Le dialogue local, condition de l’acceptation

Les habitants découvrent souvent un projet de grande infrastructure lorsqu’il est déjà très avancé. Cette situation alimente l’incompréhension, puis parfois la défiance. Pour les datacenters, la concertation ne doit donc pas se résumer à annoncer un projet achevé : elle doit commencer suffisamment tôt pour que les questions locales soient entendues et que les porteurs de projet puissent expliquer leurs choix.

Ce dialogue doit porter sur des sujets concrets. Quelle sera la consommation d’électricité ? Quelle ressource en eau sera mobilisée, le cas échéant ? Quels dispositifs sont prévus pour réduire les impacts ? Le site entraînera-t-il des travaux, des flux logistiques ou des contraintes particulières pour le voisinage ? Et surtout, quels bénéfices peuvent raisonnablement être attendus pour le territoire ?

Informer n’est pas la même chose que convaincre à tout prix. Une concertation utile permet aussi de faire émerger des limites, des conditions ou des adaptations.
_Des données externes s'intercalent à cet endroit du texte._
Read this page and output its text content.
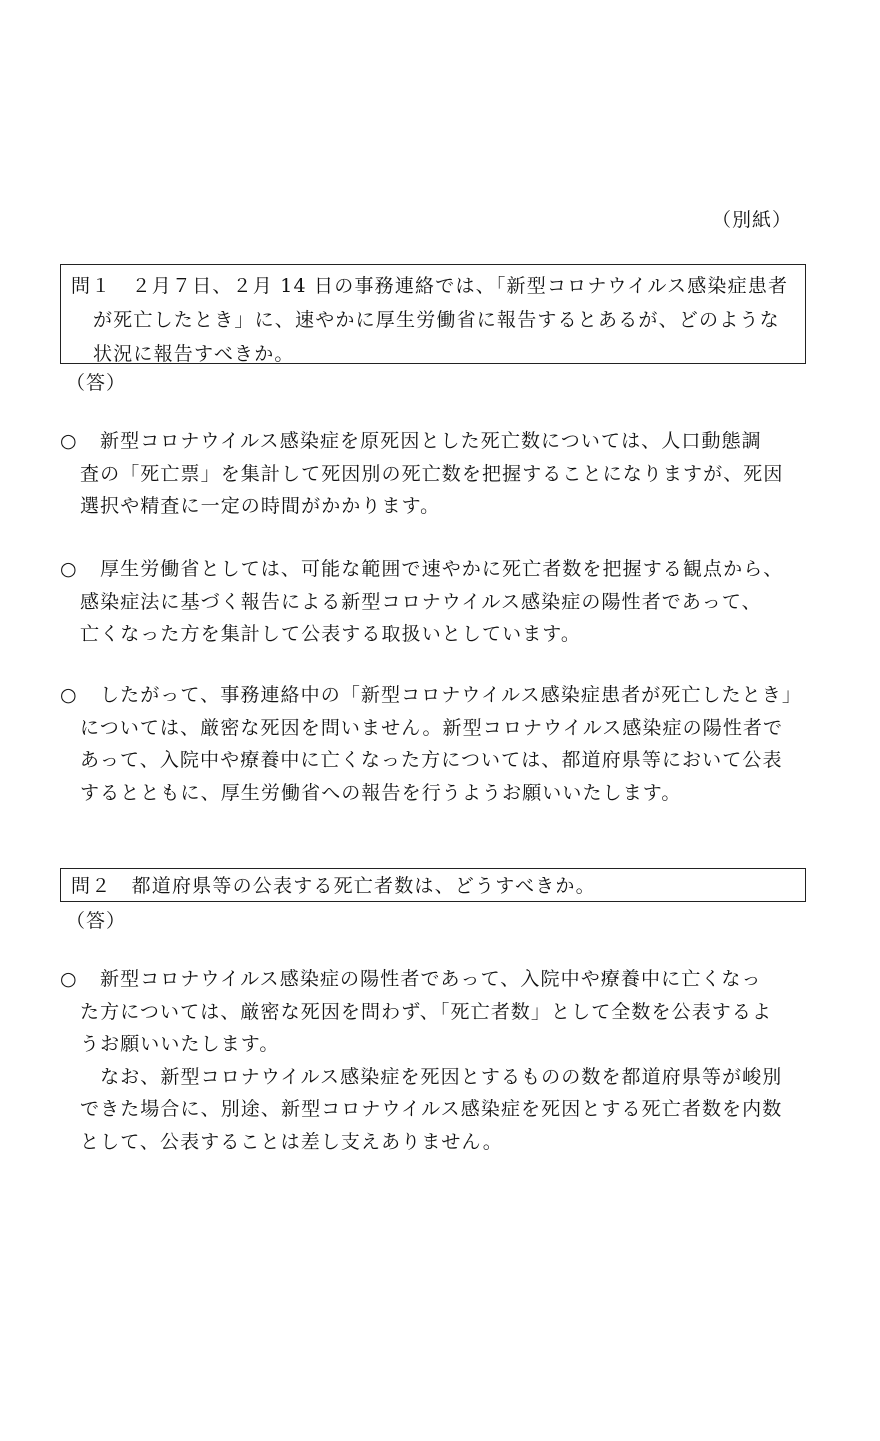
（別紙）
問１　２月７日、２月 14 日の事務連絡では、「新型コロナウイルス感染症患者
が死亡したとき」に、速やかに厚生労働省に報告するとあるが、どのような
状況に報告すべきか。
（答）
○ 新型コロナウイルス感染症を原死因とした死亡数については、人口動態調
査の「死亡票」を集計して死因別の死亡数を把握することになりますが、死因
選択や精査に一定の時間がかかります。
○ 厚生労働省としては、可能な範囲で速やかに死亡者数を把握する観点から、
感染症法に基づく報告による新型コロナウイルス感染症の陽性者であって、
亡くなった方を集計して公表する取扱いとしています。
○ したがって、事務連絡中の「新型コロナウイルス感染症患者が死亡したとき」
については、厳密な死因を問いません。新型コロナウイルス感染症の陽性者で
あって、入院中や療養中に亡くなった方については、都道府県等において公表
するとともに、厚生労働省への報告を行うようお願いいたします。
問２　都道府県等の公表する死亡者数は、どうすべきか。
（答）
○ 新型コロナウイルス感染症の陽性者であって、入院中や療養中に亡くなっ
た方については、厳密な死因を問わず、「死亡者数」として全数を公表するよ
うお願いいたします。
　なお、新型コロナウイルス感染症を死因とするものの数を都道府県等が峻別
できた場合に、別途、新型コロナウイルス感染症を死因とする死亡者数を内数
として、公表することは差し支えありません。
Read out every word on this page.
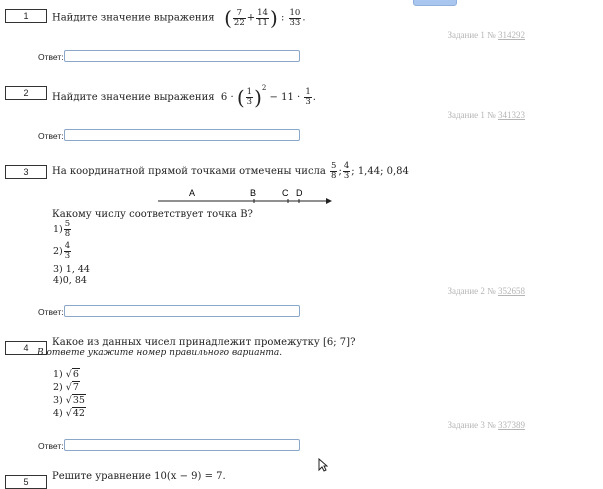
1	Найдите значение выражения ( $\frac{7}{22} + \frac{14}{11}$ ) : $\frac{10}{33}$ .
Задание 1 № 314292
Ответ:
2	Найдите значение выражения 6 · ( $\frac{1}{3} )^2 - 11 \cdot \frac{1}{3}$ .
Задание 1 № 341323
Ответ:
3	На координатной прямой точками отмечены числа $\frac{5}{8}$ ; $\frac{4}{3}$ ; 1,44; 0,84
A	B	C D
Какому числу соответствует точка B?
$1) \frac{5}{8}$
$2) \frac{4}{3}$
3) 1, 44
4)0, 84
Задание 2 № 352658
Ответ:
4	Какое из данных чисел принадлежит промежутку [6; 7]?
В ответе укажите номер правильного варианта.
1) √6
2) √7
3) √35
4) √42
Задание 3 № 337389
Ответ:
5	Решите уравнение 10(x − 9) = 7.
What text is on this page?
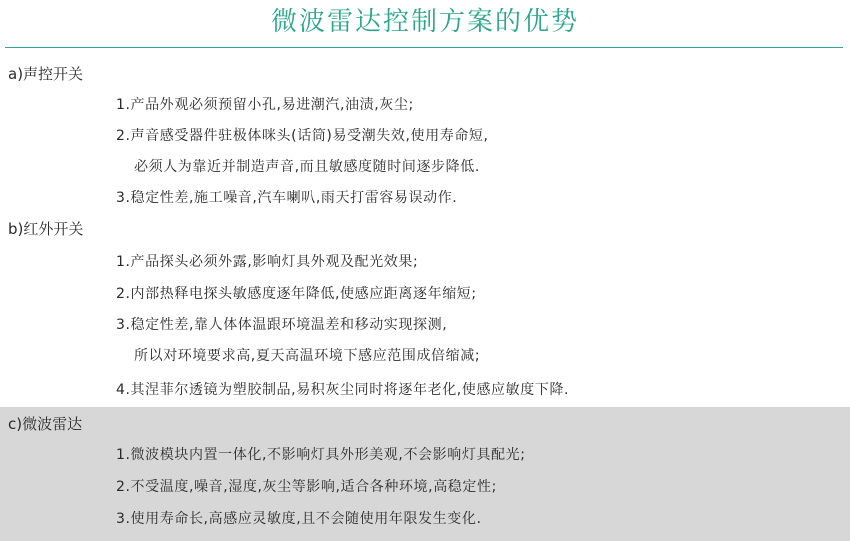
微波雷达控制方案的优势
a)声控开关
1.产品外观必须预留小孔,易进潮汽,油渍,灰尘;
2.声音感受器件驻极体咪头(话筒)易受潮失效,使用寿命短,
必须人为靠近并制造声音,而且敏感度随时间逐步降低.
3.稳定性差,施工噪音,汽车喇叭,雨天打雷容易误动作.
b)红外开关
1.产品探头必须外露,影响灯具外观及配光效果;
2.内部热释电探头敏感度逐年降低,使感应距离逐年缩短;
3.稳定性差,靠人体体温跟环境温差和移动实现探测,
所以对环境要求高,夏天高温环境下感应范围成倍缩减;
4.其涅菲尔透镜为塑胶制品,易积灰尘同时将逐年老化,使感应敏度下降.
c)微波雷达
1.微波模块内置一体化,不影响灯具外形美观,不会影响灯具配光;
2.不受温度,噪音,湿度,灰尘等影响,适合各种环境,高稳定性;
3.使用寿命长,高感应灵敏度,且不会随使用年限发生变化.
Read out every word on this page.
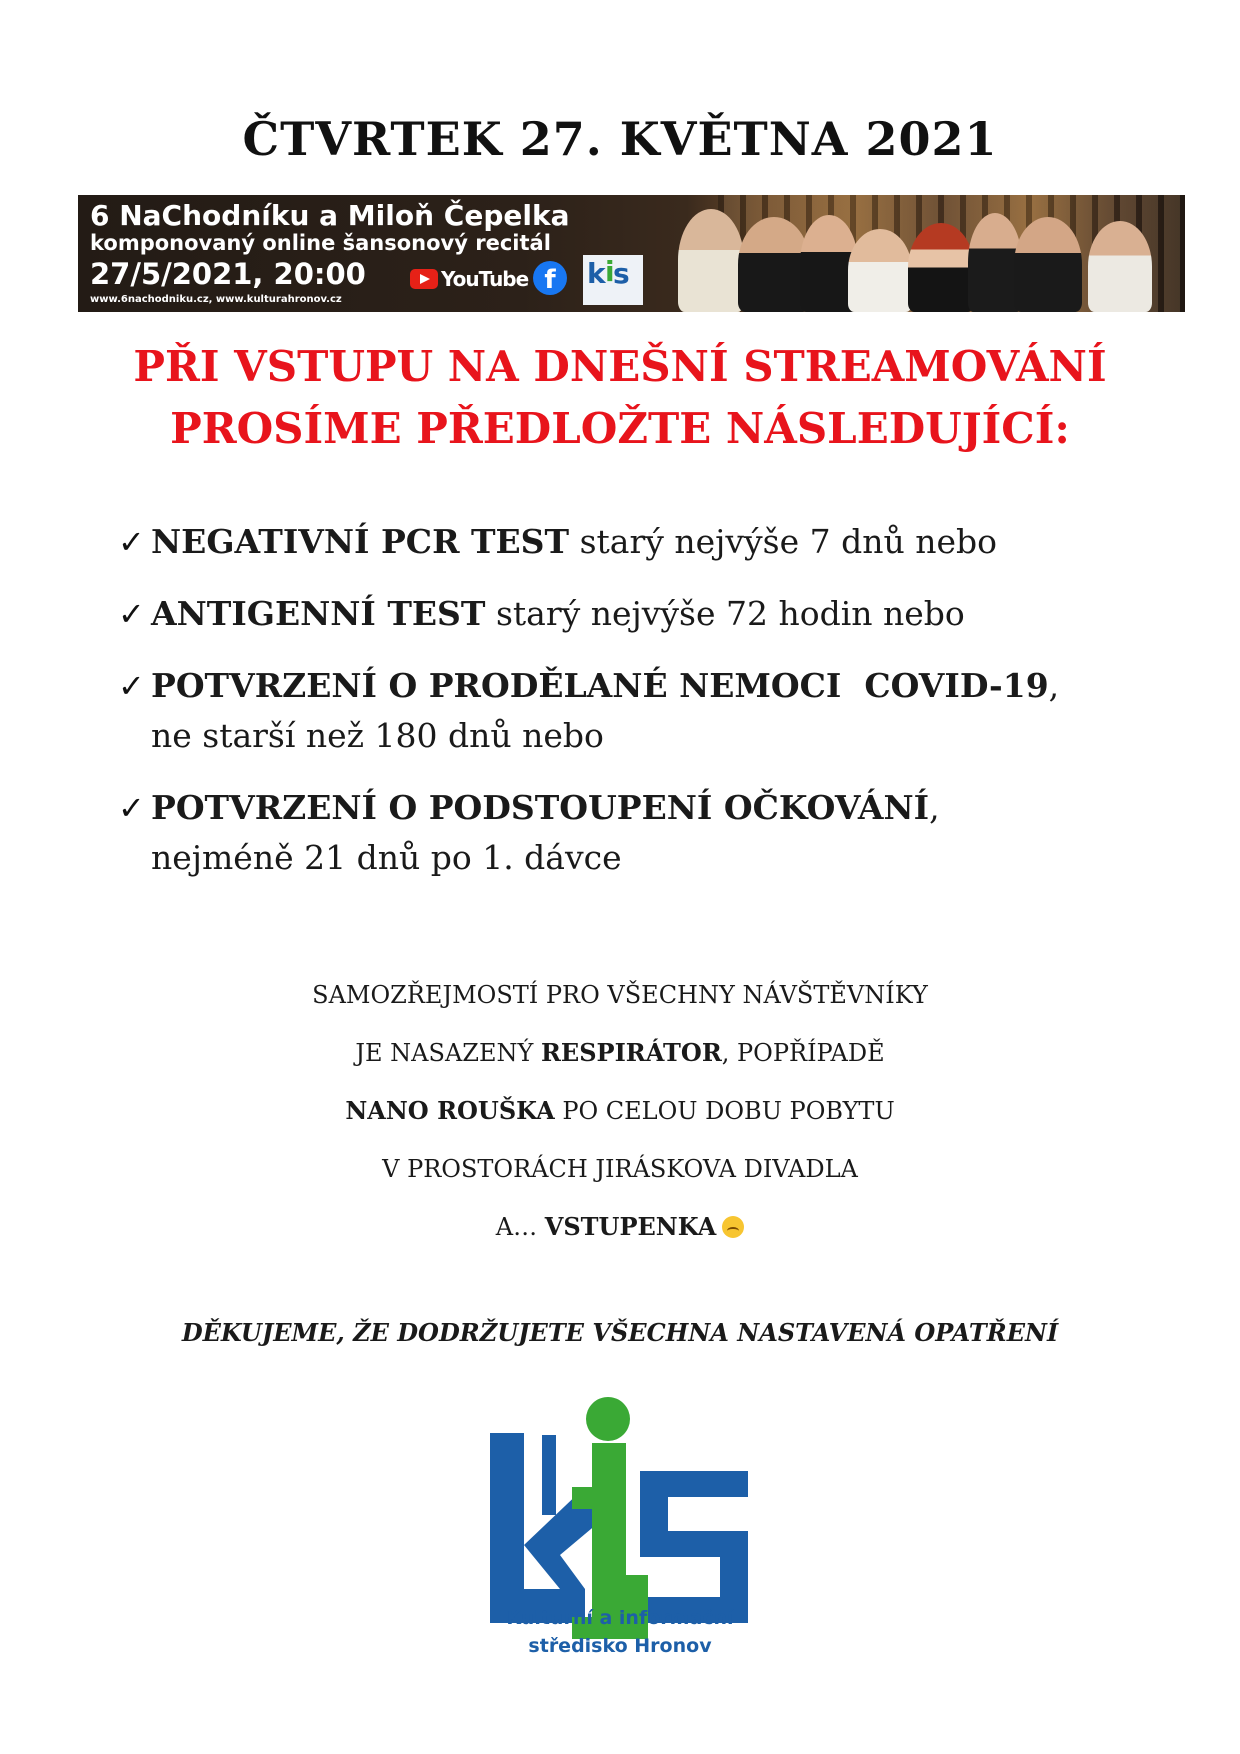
ČTVRTEK 27. KVĚTNA 2021
6 NaChodníku a Miloň Čepelka
komponovaný online šansonový recitál
27/5/2021, 20:00
www.6nachodniku.cz, www.kulturahronov.cz
YouTube f	k i
s
PŘI VSTUPU NA DNEŠNÍ STREAMOVÁNÍ
PROSÍME PŘEDLOŽTE NÁSLEDUJÍCÍ:
✓ NEGATIVNÍ PCR TEST starý nejvýše 7 dnů nebo
✓ ANTIGENNÍ TEST starý nejvýše 72 hodin nebo
✓ POTVRZENÍ O PRODĚLANÉ NEMOCI  COVID-19,
ne starší než 180 dnů nebo
✓ POTVRZENÍ O PODSTOUPENÍ OČKOVÁNÍ,
nejméně 21 dnů po 1. dávce
SAMOZŘEJMOSTÍ PRO VŠECHNY NÁVŠTĚVNÍKY
JE NASAZENÝ RESPIRÁTOR, POPŘÍPADĚ
NANO ROUŠKA PO CELOU DOBU POBYTU
V PROSTORÁCH JIRÁSKOVA DIVADLA
A… VSTUPENKA
DĚKUJEME, ŽE DODRŽUJETE VŠECHNA NASTAVENÁ OPATŘENÍ
Kulturní a informační
středisko Hronov
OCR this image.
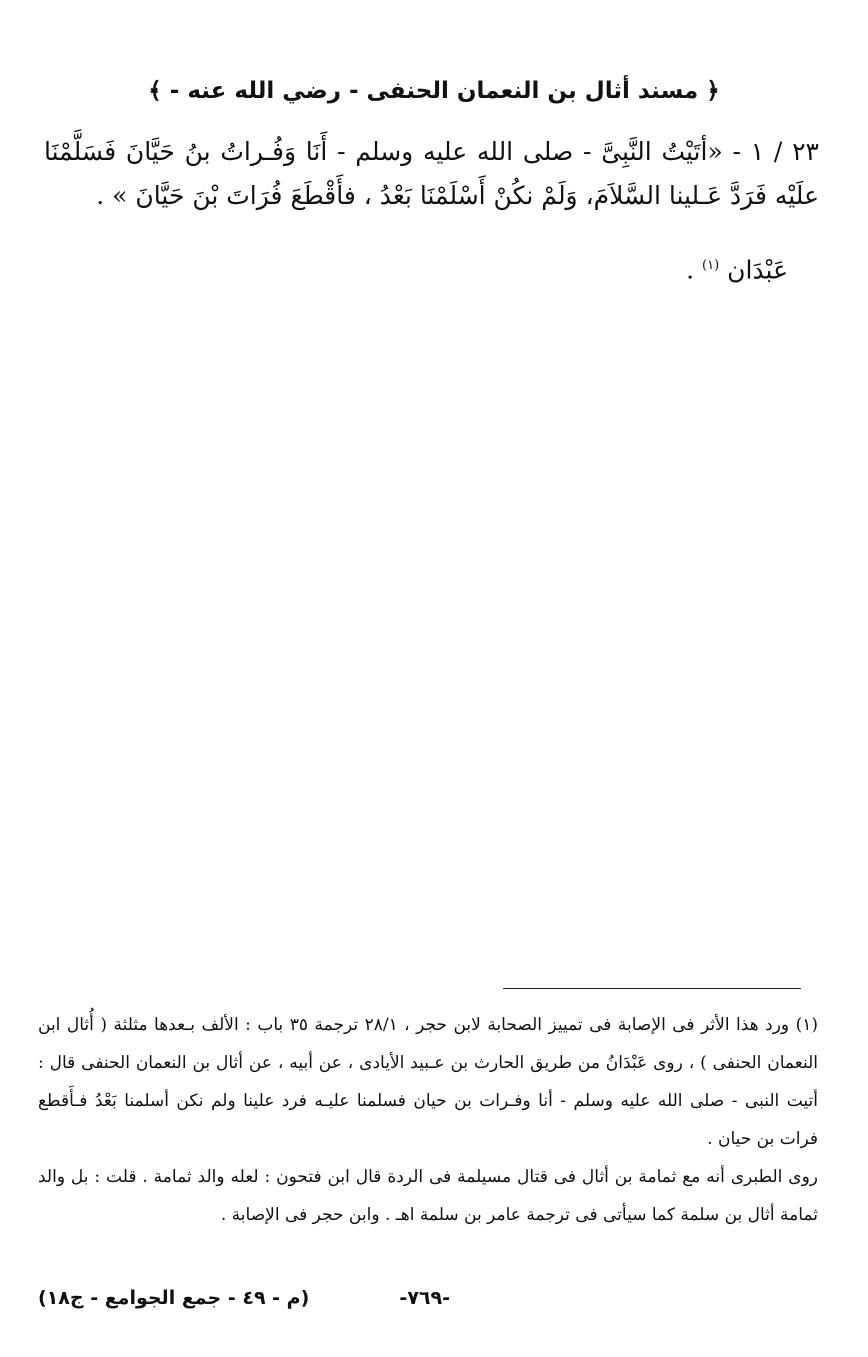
﴿ مسند أثال بن النعمان الحنفى - رضي الله عنه - ﴾
٢٣ / ١ - «أتَيْتُ النَّبِىَّ - صلى الله عليه وسلم - أَنَا وَفُـراتُ بنُ حَيَّانَ فَسَلَّمْنَا علَيْه فَرَدَّ عَـلينا السَّلاَمَ، وَلَمْ نكُنْ أَسْلَمْنَا بَعْدُ ، فأَقْطَعَ فُرَاتَ بْنَ حَيَّانَ » .
عَبْدَان $^{(١)}$ .

(١) ورد هذا الأثر فى الإصابة فى تمييز الصحابة لابن حجر ، ٢٨/١ ترجمة ٣٥ باب : الألف بـعدها مثلثة ( أُثال ابن النعمان الحنفى ) ، روى عَبْدَانُ من طريق الحارث بن عـبيد الأيادى ، عن أبيه ، عن أثال بن النعمان الحنفى قال : أتيت النبى - صلى الله عليه وسلم - أنا وفـرات بن حيان فسلمنا عليـه فرد علينا ولم نكن أسلمنا بَعْدُ فـأَقطع فرات بن حيان .

روى الطبرى أنه مع ثمامة بن أثال فى قتال مسيلمة فى الردة قال ابن فتحون : لعله والد ثمامة . قلت : بل والد ثمامة أثال بن سلمة كما سيأتى فى ترجمة عامر بن سلمة اهـ . وابن حجر فى الإصابة .

-٧٦٩-
(م - ٤٩ - جمع الجوامع - ج١٨)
Les collectivités ont besoin de disposer d’éléments compréhensibles pour évaluer le projet, tandis que les citoyens doivent pouvoir exprimer leurs préoccupations sans être renvoyés à une opposition supposée au numérique.

Quatre leviers pour une intégration durable

Une intégration harmonieuse repose sur une démarche qui associe planification, adaptation, dialogue et démocratie locale. Ces quatre dimensions sont complémentaires. Une planification solide évite de choisir un site sans tenir compte de ses contraintes. L’adaptation permet d’ajuster le projet aux réalités du terrain. Le dialogue rend les arbitrages plus lisibles. La dimension démocratique reconnaît enfin que les choix d’infrastructure concernent la collectivité dans son ensemble.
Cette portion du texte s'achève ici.